UFC president Dana White had an even stronger reaction to the split decision.

“I was literally coming out of the bathroom and I was like, ‘What the f—k?’” White said. “Were you surprised? It could have been 5-0, it could have been [4-1], but split? Wow, that’s pretty scary.”

Ultimately, Sandhagen got the victory that he deserved. In doing so, he neutralized the dangerous power of Vera, an opponent who entered the bout on a four-fight winning streak. Sandhagen admitted that he had a specific game plan to limit what Vera does best.

“I think I did exactly what I have to do. When you fight these top guys, especially when they’re knockout artists kind of like Marlon is, you just have to fight them in a certain way,” he said. “Marlon doesn’t close distance very well, so I knew as long as I wasn’t closing the distance for him, he was going to have a really hard time hitting me. And I think that I fought almost a perfect fight for fighting that type of opponent.”

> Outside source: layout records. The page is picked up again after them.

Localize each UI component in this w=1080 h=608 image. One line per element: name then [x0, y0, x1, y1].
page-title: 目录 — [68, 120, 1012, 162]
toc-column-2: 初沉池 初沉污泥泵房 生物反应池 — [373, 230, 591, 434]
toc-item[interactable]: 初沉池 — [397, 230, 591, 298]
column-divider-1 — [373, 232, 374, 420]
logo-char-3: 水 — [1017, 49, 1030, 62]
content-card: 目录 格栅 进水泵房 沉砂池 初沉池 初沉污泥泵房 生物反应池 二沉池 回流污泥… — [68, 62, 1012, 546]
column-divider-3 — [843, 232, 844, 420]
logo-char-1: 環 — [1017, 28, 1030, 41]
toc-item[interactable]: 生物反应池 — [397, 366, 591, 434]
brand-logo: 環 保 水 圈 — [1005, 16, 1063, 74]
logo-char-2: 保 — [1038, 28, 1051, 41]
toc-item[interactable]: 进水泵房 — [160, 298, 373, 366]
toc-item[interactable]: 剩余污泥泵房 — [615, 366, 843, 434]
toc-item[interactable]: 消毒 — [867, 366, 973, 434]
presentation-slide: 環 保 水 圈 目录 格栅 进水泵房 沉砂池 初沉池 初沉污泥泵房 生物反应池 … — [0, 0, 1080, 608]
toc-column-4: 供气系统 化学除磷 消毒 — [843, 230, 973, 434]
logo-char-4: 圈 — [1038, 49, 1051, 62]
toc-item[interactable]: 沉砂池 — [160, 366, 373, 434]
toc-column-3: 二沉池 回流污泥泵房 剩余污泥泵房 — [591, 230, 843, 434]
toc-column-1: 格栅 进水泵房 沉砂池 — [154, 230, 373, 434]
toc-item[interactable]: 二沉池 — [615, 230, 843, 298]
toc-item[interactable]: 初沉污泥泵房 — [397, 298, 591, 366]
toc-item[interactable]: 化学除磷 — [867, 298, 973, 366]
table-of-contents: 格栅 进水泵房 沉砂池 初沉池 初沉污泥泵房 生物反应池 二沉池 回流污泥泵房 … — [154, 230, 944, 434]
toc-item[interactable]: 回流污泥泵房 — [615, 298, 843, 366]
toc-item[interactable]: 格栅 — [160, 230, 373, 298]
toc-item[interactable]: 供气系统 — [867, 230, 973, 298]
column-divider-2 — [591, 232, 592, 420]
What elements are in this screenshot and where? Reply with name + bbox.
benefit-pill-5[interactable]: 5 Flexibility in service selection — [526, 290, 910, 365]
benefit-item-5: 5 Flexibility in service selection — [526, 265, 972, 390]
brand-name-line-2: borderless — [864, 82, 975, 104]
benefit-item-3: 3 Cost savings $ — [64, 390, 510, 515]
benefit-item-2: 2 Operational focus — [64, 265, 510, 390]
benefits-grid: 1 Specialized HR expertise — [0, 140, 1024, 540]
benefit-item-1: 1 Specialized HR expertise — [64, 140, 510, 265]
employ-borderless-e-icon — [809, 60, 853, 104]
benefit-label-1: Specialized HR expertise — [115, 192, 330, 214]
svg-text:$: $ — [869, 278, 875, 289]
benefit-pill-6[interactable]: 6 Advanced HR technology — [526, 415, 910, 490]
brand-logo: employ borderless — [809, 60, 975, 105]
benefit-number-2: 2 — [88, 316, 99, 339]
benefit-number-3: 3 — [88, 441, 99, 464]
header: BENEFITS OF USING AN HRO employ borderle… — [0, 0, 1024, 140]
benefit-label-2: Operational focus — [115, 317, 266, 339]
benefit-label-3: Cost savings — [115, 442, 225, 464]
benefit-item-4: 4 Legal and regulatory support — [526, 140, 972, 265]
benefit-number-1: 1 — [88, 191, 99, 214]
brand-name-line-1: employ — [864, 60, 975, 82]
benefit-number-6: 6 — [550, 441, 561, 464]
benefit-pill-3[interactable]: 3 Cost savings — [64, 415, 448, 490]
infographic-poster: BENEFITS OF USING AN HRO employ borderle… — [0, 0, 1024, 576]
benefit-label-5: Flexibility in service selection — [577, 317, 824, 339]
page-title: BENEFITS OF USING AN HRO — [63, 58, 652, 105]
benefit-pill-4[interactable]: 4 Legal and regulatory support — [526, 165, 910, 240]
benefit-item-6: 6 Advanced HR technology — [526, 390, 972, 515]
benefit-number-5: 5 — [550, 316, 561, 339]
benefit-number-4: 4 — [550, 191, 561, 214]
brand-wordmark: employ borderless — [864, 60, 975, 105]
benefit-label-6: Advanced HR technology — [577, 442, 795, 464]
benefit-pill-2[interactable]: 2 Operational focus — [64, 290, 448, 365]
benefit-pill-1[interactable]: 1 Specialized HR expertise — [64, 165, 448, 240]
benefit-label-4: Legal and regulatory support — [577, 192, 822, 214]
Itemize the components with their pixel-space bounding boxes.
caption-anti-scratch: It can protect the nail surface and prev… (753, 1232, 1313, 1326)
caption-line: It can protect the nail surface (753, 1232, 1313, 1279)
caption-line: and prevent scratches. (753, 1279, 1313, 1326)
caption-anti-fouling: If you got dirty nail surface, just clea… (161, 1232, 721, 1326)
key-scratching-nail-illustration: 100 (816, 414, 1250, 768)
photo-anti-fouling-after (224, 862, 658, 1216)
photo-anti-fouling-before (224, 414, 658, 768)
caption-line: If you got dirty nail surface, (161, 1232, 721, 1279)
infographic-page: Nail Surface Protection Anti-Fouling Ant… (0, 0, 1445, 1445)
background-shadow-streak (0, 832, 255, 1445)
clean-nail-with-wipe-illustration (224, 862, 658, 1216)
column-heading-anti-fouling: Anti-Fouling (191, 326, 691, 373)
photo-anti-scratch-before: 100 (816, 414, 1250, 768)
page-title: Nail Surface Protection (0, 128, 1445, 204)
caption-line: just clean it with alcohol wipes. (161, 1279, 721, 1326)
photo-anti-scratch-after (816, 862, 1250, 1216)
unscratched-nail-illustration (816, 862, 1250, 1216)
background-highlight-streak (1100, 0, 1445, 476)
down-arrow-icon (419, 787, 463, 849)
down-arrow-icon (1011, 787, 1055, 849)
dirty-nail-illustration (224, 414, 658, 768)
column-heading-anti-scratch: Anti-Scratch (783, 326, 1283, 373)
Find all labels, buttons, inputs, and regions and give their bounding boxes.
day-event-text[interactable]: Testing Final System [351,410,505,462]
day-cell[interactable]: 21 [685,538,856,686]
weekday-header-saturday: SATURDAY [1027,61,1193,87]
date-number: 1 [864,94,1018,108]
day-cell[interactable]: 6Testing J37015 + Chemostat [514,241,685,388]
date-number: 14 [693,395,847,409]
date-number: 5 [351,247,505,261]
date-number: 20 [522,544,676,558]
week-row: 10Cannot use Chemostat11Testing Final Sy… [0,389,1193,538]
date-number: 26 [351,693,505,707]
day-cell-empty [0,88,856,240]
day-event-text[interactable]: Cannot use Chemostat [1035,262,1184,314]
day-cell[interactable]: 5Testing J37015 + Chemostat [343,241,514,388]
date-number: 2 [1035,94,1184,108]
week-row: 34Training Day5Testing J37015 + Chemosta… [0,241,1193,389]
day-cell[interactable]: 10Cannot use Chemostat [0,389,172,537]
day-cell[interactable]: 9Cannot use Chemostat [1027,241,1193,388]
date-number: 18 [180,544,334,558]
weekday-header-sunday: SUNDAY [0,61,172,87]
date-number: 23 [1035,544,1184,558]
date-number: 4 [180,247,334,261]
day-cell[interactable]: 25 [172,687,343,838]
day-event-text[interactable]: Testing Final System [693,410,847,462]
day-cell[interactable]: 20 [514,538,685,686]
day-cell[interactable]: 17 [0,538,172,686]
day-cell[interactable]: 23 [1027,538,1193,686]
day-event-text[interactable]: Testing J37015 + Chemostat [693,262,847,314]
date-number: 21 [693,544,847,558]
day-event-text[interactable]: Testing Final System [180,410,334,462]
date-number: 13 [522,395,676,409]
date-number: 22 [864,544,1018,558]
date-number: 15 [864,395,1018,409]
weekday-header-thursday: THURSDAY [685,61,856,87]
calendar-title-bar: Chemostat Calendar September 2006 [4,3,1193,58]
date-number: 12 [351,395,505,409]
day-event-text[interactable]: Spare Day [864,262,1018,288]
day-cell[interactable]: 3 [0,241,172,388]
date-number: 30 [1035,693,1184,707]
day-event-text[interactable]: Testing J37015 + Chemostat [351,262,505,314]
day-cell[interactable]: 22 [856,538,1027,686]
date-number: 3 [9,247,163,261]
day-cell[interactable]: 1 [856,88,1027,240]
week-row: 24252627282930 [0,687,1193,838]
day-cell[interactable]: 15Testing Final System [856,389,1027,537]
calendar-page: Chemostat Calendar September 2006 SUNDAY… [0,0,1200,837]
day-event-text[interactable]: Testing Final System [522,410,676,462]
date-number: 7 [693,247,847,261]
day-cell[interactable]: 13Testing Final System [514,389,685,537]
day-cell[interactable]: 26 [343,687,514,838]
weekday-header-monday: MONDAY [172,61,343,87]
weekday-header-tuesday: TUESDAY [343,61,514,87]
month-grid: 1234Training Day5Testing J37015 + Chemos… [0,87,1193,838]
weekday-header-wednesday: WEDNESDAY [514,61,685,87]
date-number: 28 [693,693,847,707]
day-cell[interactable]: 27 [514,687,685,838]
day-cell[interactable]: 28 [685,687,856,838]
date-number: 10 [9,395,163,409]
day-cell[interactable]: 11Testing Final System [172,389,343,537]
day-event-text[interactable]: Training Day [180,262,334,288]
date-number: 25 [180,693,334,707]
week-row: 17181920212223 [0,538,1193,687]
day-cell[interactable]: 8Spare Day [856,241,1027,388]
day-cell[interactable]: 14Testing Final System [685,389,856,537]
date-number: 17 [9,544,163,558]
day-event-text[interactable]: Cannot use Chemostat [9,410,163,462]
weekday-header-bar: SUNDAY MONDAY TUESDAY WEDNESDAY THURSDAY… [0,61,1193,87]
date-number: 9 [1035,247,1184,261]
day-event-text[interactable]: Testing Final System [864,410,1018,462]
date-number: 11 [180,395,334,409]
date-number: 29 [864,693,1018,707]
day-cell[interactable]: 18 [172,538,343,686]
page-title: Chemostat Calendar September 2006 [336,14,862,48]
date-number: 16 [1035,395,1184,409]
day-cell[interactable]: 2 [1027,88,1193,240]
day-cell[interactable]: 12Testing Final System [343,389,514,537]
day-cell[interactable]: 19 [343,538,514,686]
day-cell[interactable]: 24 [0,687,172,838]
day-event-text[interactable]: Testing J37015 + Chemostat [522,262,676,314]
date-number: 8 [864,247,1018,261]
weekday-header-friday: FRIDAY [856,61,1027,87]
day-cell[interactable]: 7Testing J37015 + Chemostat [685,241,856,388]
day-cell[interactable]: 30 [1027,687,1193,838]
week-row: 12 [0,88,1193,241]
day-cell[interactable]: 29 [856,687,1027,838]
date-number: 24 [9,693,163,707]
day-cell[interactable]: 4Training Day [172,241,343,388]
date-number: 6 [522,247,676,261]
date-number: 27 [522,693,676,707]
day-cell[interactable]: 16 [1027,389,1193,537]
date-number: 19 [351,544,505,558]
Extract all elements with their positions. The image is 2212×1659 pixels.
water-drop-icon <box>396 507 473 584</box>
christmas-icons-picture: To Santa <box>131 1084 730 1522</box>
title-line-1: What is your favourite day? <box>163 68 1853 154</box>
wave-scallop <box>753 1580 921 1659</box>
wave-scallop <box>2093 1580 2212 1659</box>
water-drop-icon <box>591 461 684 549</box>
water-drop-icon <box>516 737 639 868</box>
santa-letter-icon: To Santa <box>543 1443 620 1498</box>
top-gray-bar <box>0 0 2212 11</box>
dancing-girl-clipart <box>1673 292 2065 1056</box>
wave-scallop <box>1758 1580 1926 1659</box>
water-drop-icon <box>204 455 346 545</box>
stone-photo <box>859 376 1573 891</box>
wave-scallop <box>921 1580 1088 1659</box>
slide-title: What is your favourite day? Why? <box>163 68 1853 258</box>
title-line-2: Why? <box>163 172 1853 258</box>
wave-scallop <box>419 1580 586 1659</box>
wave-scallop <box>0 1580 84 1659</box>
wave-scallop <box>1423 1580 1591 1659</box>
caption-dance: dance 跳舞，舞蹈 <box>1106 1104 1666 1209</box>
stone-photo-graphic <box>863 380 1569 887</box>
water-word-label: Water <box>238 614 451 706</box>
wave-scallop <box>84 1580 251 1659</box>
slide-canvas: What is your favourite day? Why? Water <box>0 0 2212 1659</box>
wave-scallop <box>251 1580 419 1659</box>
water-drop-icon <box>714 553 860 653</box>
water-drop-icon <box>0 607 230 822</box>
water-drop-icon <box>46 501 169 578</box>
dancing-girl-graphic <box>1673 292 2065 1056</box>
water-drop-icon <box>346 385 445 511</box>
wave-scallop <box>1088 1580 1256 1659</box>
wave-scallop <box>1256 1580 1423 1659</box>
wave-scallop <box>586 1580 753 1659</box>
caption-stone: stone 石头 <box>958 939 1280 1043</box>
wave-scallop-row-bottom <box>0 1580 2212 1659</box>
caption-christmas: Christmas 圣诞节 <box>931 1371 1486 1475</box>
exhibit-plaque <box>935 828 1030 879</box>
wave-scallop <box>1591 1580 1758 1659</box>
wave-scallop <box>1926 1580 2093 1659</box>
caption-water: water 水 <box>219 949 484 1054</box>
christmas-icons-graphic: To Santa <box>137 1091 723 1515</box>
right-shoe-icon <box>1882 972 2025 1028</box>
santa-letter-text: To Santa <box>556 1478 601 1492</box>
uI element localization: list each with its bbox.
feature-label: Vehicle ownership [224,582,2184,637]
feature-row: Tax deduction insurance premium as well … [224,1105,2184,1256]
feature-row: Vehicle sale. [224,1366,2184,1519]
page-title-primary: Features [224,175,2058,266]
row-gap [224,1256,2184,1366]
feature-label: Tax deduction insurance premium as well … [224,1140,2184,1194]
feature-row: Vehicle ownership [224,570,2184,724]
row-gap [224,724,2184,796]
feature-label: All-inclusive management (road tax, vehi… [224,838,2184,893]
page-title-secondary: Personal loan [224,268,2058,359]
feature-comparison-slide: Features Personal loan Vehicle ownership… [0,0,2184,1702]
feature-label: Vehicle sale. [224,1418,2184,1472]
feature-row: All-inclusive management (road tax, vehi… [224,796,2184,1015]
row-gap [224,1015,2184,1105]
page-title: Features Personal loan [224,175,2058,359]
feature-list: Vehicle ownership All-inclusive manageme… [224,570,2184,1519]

Sandhagen, who previously came up short in a bid for interim bantamweight gold against Petr Yan at UFC 267, remains firmly entrenched among the top contenders in the division. Questionable split decision aside, that is undeniable.

“Yeah, we there’s no doubt about it,” White said. “He looked really good tonight and, obviously, he beat the No. 3 guy in the world. That wasn’t a split decision. Whoever scored that fight a split decision should be — I don’t even know, I’m not even going to go there. He absolutely dominated tonight and put himself in a really good position.”